WBHS student clubs include the Beta Club, biology club, debate team, drama club, Fellowship of Christian Athletes, gay–straight alliance, Key Club, math club, Model United Nations club, outdoor adventure club, and Spanish Honor Society. Fine arts activities include the Governor Band (including a marching band, concert band, percussion ensembles, flag corps, and winter guard), the Singers choir and Cadence show choir, and the Vagabond Players theatre troupe.

Career and technical student organizations include DECA, Family, Career, and Community Leaders of America, FFA, Future Business Leaders of America, HOSA – Future Health Professionals, and SkillsUSA.

WBHS hosts an Air Force Junior ROTC unit, which includes the Flying Knights drill team.

Since 1979, WBHS has excelled in Roane State's annual Academic Festival. Each year, as many as 200 WBHS students compete against students from across East Tennessee in a variety of humanities and science disciplines. As of 2016, the WBHS team won first place in 20 of the previous 26 years and placed in the top three every year other than one year.

== Athletics ==
The WBHS athletic teams are nicknamed the Governors and the Lady Governors (sometimes shortened to "Govs" and "Lady Govs"). Their crosstown/in-county rivals are the Alcoa Tornadoes, the Heritage Mountaineers, and the Maryville Red Rebels.

As part of the Tennessee Secondary School Athletic Association (TSSAA), WBHS fields teams in baseball, basketball, bowling, cross country, football, golf, soccer, softball, tennis, track and field, volleyball, and wrestling. As part of the Tennessee Girls Lacrosse Association, WBHS also fields a lacrosse team. In addition, WBHS fields cheerleading and dance teams.

WBHS won TSSAA state championships in the Class AAA girls' 3200 meter run in 1996, the Class AAA girls' shot put in 2000, the Class AAA boys' decathlon in 2001 and 2002, the Class AAA girls' 100-meter high hurdles and girls' pentathlon in 2007, Division 1 220 Weight Class boys' wrestling in 2013, 105 Weight Class girls' wrestling in 2017, and 103 Weight Class girls' wrestling in 2018.

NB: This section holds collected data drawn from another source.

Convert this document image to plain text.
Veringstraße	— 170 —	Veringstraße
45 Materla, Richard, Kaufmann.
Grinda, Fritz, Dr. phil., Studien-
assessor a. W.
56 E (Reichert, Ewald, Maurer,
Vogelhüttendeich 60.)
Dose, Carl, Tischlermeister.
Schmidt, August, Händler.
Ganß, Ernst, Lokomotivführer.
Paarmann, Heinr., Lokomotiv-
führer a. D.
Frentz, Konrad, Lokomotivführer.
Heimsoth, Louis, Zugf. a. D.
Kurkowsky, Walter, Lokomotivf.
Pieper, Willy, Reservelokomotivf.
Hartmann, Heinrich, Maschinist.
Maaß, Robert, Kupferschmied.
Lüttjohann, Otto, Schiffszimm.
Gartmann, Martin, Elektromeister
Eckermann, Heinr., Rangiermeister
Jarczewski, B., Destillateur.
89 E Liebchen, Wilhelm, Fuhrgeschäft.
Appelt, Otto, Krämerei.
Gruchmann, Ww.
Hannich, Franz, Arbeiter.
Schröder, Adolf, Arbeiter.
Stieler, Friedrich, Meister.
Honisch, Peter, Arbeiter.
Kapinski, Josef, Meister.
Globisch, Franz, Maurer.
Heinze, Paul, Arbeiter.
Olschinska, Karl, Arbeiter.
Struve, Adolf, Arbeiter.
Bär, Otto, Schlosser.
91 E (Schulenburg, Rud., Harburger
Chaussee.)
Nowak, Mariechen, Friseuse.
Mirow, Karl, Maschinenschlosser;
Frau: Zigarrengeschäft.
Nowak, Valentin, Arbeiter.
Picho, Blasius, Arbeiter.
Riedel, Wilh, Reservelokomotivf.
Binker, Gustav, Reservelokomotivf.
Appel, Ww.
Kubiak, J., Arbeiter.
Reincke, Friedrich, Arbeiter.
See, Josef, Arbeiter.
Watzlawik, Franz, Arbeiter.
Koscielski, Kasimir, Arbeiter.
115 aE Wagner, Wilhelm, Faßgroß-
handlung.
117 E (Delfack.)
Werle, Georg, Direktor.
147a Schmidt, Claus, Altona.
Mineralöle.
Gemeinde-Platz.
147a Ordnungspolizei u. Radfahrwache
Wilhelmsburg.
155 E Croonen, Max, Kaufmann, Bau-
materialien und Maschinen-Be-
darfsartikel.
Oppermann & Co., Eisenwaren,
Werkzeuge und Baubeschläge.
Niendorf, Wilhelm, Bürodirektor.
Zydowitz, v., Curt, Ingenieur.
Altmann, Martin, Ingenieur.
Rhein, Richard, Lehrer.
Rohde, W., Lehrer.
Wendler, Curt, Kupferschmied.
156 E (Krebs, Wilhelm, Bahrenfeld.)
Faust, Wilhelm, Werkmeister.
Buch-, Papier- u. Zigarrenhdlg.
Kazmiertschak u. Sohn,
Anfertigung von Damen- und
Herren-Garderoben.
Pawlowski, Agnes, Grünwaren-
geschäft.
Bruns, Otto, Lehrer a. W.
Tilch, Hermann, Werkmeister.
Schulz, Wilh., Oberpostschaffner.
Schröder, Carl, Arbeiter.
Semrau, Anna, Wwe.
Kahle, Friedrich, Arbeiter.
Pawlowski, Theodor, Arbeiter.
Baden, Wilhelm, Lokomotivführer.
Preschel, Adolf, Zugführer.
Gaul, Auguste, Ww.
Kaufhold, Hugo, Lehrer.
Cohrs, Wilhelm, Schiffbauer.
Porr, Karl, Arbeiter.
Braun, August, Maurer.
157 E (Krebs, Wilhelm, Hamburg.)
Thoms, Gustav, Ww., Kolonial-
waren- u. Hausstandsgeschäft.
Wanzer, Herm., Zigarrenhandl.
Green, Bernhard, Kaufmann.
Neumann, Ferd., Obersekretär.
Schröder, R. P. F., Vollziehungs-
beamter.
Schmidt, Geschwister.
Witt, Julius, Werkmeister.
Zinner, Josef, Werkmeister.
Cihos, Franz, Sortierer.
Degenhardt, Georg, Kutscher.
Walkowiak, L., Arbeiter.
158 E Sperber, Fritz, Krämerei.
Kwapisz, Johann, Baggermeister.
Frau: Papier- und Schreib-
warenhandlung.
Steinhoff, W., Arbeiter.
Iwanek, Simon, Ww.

The annual football rivalry game between the Governors and the Heritage Mountaineers is known as the "Battle of the Bell" and, as of 2020, has been played every year since 1979. In addition to playing the Mountaineers each year, the Governors football team schedule includes annual games against the Dobyns-Bennett Indians, Clinton Dragons, Hardin Valley Hawks, Jefferson County Patriots, Karns Beavers, Morristown East Hurricanes, Science Hill Hilltoppers, Sevier County Smoky Bears, and West Ridge Wolves.

Former Major League Baseball pitcher Charlie Puleo coached the Governors baseball team from 2000 to 2007 and again from 2009 to 2011. In 2012, the WBHS baseball field was named Charlie Puleo Field.